The long-term mortality in diabetic patients with tractional retinal detachment (TRD) also deserves attention. Shukla et al. [27] compare the long-term all-cause mortality rate in TRD population and those diabetic patients with minimal to no retinopathy. They calculate a 48.7% 10-year all-cause mortality in TRD patients and even a higher mortality in those with worse vison. The results indicate TRD requiring vitrectomy surgery is a marker for poor long-term survival. Banerjee et al. [28] observe the mortality of 148 PDR patients undergoing vitrectomy surgery, and detect the 3-, 5- and 7-year survival rates are 94%, 86% and 77%, respectively. In an Australian population, the 5-, 7- and 9-year survival rates of diabetic patients undergoing vitrectomy for DR are 84.4%, 77.9% and 74.7%, respectively, with CVD as the most common cause of death [29].

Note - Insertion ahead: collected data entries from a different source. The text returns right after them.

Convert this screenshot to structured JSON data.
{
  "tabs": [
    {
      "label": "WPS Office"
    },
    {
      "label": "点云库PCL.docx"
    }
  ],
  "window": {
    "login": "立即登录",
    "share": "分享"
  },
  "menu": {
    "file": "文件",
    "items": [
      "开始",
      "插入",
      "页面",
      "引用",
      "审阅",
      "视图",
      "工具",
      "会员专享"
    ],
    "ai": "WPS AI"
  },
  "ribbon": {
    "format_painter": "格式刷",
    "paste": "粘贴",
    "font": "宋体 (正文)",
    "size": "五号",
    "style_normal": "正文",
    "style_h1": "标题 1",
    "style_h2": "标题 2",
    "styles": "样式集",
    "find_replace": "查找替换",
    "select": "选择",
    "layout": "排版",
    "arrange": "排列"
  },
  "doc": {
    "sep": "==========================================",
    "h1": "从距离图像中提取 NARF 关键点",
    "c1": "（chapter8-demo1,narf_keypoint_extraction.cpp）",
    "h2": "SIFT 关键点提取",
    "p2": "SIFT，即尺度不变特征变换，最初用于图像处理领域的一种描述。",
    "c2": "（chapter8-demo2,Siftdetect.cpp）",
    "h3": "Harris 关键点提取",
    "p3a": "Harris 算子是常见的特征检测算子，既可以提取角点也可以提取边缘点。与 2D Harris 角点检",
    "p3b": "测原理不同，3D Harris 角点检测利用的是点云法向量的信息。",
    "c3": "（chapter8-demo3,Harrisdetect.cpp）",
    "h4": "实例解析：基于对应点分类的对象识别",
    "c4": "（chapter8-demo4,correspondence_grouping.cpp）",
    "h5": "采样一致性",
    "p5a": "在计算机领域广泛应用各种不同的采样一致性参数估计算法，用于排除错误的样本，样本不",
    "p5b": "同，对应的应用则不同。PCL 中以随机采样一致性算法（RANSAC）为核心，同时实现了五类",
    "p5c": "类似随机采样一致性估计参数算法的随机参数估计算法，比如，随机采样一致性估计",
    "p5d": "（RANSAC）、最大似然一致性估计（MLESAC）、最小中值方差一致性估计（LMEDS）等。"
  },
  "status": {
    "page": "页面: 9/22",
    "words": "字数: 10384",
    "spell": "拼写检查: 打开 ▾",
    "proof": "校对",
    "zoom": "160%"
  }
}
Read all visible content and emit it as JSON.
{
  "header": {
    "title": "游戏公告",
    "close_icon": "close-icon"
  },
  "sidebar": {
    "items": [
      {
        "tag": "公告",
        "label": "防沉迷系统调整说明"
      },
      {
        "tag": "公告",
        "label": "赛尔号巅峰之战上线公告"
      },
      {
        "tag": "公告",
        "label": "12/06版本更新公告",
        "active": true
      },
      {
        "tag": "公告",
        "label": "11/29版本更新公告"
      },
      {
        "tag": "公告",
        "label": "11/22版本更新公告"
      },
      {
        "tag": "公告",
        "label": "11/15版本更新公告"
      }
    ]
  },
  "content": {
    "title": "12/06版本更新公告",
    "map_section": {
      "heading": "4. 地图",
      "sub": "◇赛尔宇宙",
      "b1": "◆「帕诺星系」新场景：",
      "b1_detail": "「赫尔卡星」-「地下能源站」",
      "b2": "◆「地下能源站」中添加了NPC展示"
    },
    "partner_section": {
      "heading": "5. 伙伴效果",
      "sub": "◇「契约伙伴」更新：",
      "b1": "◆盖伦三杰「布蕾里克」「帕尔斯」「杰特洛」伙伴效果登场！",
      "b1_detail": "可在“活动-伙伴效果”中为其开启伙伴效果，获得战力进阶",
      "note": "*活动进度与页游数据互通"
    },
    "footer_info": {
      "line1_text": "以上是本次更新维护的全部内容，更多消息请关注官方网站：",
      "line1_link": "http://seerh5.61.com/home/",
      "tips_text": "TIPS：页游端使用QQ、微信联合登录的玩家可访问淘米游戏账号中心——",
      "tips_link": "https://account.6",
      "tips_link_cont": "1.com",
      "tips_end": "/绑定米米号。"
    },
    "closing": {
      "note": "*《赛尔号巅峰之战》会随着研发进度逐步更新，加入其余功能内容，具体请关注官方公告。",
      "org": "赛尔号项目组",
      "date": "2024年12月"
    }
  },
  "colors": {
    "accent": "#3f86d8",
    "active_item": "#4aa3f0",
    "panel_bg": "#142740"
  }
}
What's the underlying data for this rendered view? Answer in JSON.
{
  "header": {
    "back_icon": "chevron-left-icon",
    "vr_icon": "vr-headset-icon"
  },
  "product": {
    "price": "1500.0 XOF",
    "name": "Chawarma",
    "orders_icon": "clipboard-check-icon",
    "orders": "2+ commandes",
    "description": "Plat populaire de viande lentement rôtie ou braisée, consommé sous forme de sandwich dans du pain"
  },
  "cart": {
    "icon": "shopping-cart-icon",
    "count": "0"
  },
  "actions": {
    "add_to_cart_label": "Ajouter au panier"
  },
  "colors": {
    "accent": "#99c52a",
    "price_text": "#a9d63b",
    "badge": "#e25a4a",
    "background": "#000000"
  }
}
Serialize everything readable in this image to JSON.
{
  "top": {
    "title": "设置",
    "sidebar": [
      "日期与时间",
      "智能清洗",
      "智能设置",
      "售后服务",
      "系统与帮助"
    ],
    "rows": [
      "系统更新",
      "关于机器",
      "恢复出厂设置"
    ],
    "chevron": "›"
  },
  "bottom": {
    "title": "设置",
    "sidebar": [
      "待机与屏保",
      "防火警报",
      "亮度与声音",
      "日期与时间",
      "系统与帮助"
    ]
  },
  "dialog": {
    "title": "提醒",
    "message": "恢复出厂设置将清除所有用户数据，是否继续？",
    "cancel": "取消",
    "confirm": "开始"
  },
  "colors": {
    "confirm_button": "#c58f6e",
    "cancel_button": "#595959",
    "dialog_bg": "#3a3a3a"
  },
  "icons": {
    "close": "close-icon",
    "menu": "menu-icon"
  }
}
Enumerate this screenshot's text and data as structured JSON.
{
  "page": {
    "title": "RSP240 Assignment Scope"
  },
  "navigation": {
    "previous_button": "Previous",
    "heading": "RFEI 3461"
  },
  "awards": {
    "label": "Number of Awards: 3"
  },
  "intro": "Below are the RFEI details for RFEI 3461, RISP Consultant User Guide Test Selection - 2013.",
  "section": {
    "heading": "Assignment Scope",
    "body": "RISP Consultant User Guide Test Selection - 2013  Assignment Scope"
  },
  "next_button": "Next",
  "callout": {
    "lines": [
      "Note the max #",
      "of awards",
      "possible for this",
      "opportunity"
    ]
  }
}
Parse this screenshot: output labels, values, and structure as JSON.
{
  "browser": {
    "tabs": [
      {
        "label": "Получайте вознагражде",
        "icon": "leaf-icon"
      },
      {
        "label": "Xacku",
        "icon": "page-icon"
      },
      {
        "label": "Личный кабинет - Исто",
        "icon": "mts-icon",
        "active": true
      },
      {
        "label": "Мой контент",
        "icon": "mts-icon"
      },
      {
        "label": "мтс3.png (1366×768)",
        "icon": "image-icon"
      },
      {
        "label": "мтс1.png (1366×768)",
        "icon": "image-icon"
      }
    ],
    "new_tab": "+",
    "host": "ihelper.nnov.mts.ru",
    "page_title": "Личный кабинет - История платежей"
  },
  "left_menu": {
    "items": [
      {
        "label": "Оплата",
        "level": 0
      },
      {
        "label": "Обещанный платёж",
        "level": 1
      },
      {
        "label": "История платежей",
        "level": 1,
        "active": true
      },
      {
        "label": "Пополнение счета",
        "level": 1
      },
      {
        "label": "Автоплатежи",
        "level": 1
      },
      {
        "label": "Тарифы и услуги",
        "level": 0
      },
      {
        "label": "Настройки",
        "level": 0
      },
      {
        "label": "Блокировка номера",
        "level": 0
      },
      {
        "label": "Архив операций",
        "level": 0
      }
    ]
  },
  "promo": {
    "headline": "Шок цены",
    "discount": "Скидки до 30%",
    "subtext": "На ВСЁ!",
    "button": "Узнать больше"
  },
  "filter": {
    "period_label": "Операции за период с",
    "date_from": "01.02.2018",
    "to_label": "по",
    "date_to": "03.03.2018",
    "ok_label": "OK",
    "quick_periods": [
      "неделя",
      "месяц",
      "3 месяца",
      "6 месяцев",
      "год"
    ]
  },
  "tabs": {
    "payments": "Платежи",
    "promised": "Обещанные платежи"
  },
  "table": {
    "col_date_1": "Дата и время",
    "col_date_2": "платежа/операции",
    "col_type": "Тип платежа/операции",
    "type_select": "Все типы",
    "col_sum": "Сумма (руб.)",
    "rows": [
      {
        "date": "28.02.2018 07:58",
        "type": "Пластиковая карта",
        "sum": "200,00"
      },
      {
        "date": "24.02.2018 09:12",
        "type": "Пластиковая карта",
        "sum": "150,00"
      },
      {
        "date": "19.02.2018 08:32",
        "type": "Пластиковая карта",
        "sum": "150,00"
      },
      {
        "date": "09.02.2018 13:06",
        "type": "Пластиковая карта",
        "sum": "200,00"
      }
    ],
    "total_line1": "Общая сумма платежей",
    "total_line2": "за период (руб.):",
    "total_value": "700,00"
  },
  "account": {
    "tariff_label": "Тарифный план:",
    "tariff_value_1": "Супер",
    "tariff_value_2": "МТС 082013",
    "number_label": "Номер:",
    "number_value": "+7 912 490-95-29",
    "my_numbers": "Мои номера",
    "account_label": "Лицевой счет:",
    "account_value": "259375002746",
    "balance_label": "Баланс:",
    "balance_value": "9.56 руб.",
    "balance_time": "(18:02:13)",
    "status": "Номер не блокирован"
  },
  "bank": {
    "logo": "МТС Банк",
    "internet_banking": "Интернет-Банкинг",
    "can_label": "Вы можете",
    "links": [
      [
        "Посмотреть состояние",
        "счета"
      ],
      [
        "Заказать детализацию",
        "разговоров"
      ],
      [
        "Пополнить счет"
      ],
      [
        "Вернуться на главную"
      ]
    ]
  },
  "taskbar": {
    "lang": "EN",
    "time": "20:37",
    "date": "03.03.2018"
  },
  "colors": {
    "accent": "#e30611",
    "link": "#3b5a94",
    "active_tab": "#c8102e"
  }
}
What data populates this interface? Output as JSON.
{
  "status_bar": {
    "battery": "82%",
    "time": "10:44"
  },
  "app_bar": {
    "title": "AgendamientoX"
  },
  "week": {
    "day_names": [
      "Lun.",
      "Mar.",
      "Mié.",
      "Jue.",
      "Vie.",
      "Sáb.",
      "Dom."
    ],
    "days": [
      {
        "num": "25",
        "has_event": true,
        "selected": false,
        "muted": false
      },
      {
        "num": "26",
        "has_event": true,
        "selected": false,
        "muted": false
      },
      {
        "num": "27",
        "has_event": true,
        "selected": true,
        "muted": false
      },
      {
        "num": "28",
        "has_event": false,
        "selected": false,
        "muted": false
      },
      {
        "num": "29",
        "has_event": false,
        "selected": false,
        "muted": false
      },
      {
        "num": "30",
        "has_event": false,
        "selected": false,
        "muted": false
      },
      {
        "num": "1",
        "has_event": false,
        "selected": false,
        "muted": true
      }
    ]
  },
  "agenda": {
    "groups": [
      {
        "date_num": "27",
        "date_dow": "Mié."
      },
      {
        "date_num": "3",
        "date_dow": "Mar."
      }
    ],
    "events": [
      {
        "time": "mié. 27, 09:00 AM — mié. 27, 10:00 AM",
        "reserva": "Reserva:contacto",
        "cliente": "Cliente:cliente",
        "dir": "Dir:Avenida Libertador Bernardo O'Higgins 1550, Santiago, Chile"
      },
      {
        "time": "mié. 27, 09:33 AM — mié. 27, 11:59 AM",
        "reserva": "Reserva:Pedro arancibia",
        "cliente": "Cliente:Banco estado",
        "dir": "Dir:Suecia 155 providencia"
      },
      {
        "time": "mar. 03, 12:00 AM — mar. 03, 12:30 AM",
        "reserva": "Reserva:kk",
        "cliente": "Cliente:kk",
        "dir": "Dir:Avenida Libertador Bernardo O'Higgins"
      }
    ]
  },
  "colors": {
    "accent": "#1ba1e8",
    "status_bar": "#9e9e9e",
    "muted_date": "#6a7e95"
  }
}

It should be clarified that the main findings in our study cannot be applied in T1DM, since the majority of included participants were T2DM. The mortality and risk factors have been also evaluated in T1DM, and similar results were obtained. In an observational cohort study of 725 African-Americans with T1DM, the 3-year all-cause mortality is 18.1%, and 90% of the deceased are diagnosed with DR [30]. In a 12-year observation study of 462 T1DM, the relative risk for death is 7.0 times higher in patients with sight-threatening retinopathy, compared with those with no retinopathy [31]. However, this association disappears when retinopathy was adjusted for presence of macroalbuminuria. In addition, the 20-year mortality is calculated in a Germany cohort with T1DM, and the results also detect no association of DR and mortality [32]. Therefore, further studies are needed and various confounding factors should be taken into account.

The limitations of this study should be also noted. First, different definitions of CVD among the included investigations may influence the results. Second, some included investigations are retrospective cohort studies, and there is no age- and gender-matched study included in the meta-analysis. Third, some included studies contain a relatively small sample size. Fourth, the heterogeneity among the studies is large, though subgroup analysis is performed and random effects model is applied. Fifth, due to the limited data from the included studies, we fail to calculate the association of DR and specific cause of CVD death, such as CHD, arrhythmia, and sudden cardiac death. Sixth, we do not examine the contribution of individuals’ baseline characteristics (e.g. age, gender, HbA1c, and duration of DM) as well as therapeutic impacts in evaluating the relationship between DR and CVD mortality. Seventh, we do not evaluate the degree to which DR is itself a sign of poorly controlled CVD risk factors. And it is hard to prove whether DR is an independent risk factor for CVD, or DR has overlapped effects with other factors for CVD, including kidney disease, hyperglycemia and hypertension. Eighth, we do not perform a further sub-group analysis comparing the different diagnostic procedure of DR. In addition, since the majority of the included participants are T2DM, the findings in our study cannot be directly applied in T1DM.

Conclusion

Our results show that DR is a risk marker of cardiovascular death and severe DR predicts a doubled mortality of CVD in diabetes. These findings indicate the importance of early identification and management of diabetic patients with DR to reduce the risk of death.